Но сам Господь над ними, сиротами, сжалился – послал доброго человека. Приехал к родным из Петербурга в Серпухов статский советник Порфирий Никодимыч Аквилонов – в Департаменте внешней торговли служит, – на балу в уездном клубе увидел Мариньку и так пленился, что через несколько дней предложение сделал. Человек немолодой, лет за пятьдесят, но почтенный, благонамеренный, на прекрасном счету у начальства и большой капитал, говорят, имеет. А в Мариньке души не чает. «Если, говорит, согласьем осчастливите, ничего не пожалею для счастья вашей дочери: выйду в отставку, хозяйством займусь в Черемушках и дела ваши поправлю». Маринька не отказала, но просила подумать. И Нина Львовна не неволит дочери: сама понимает, дело молодое – любви хочется, союза сердечного. А Порфирий Никодимыч ей не пара – в отцы годится. Так-то год прошел, все думала, и, наконец, письмо получили от господина Аквилонова: почтительнейше просит участь его решить и, ежели есть надежда, хоть малая, в Петербург пожаловать для свидания личного; да и самой Нине Львовне должно прибыть без отлагательства по делам имения, так как уплата взносов просрочена, могут наложить запрещение и объявить торги.

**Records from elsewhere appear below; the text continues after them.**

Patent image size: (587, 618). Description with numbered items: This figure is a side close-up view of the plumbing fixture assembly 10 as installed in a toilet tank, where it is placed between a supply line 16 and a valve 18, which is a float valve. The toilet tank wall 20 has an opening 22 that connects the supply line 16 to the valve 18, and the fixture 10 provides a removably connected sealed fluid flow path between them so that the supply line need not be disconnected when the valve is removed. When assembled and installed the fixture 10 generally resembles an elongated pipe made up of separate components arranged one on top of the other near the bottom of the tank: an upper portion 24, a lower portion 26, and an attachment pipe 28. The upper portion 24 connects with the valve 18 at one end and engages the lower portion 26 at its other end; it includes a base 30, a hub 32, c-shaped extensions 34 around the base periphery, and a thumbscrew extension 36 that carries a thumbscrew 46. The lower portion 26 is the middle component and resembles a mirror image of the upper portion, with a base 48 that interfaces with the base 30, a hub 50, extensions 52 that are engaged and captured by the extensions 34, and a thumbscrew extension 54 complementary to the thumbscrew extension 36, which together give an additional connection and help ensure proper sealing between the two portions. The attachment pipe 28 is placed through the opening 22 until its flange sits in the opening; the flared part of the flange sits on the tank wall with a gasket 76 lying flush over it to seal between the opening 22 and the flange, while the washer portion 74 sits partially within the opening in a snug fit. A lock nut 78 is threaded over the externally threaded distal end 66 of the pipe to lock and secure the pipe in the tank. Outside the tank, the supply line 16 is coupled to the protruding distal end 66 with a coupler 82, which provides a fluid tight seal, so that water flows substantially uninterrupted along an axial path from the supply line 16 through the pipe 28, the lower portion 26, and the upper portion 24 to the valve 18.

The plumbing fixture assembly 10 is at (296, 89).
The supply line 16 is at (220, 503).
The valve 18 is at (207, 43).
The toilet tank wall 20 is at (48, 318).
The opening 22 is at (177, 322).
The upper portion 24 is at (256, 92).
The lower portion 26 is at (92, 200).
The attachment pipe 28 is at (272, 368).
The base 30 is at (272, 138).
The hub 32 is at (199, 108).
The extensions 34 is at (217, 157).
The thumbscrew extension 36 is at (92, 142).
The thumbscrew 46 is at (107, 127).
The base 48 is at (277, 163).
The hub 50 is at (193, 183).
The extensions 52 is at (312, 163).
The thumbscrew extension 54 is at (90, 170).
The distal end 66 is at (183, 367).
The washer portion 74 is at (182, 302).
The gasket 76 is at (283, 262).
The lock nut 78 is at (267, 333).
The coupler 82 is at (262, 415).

Есть у них еще надежда на троюродную бабушку, Наталью Кирилловну Ржевскую. Старуха богата, да скупа и привередлива: как заладила, чтоб имение продали и к ней на житье в Петербург переехали, так и стоит на своем. А то, говорит, ломаного гроша от меня не получите. А Маринька об этом слышать не хочет. Лучше, говорит, выйду за Аквилонова, а не уеду из Черемушек. Здесь родилась, здесь и умру.
Кончив рассказ, Нина Львовна заплакала: как ни хвалила жениха, а жаль было дочери.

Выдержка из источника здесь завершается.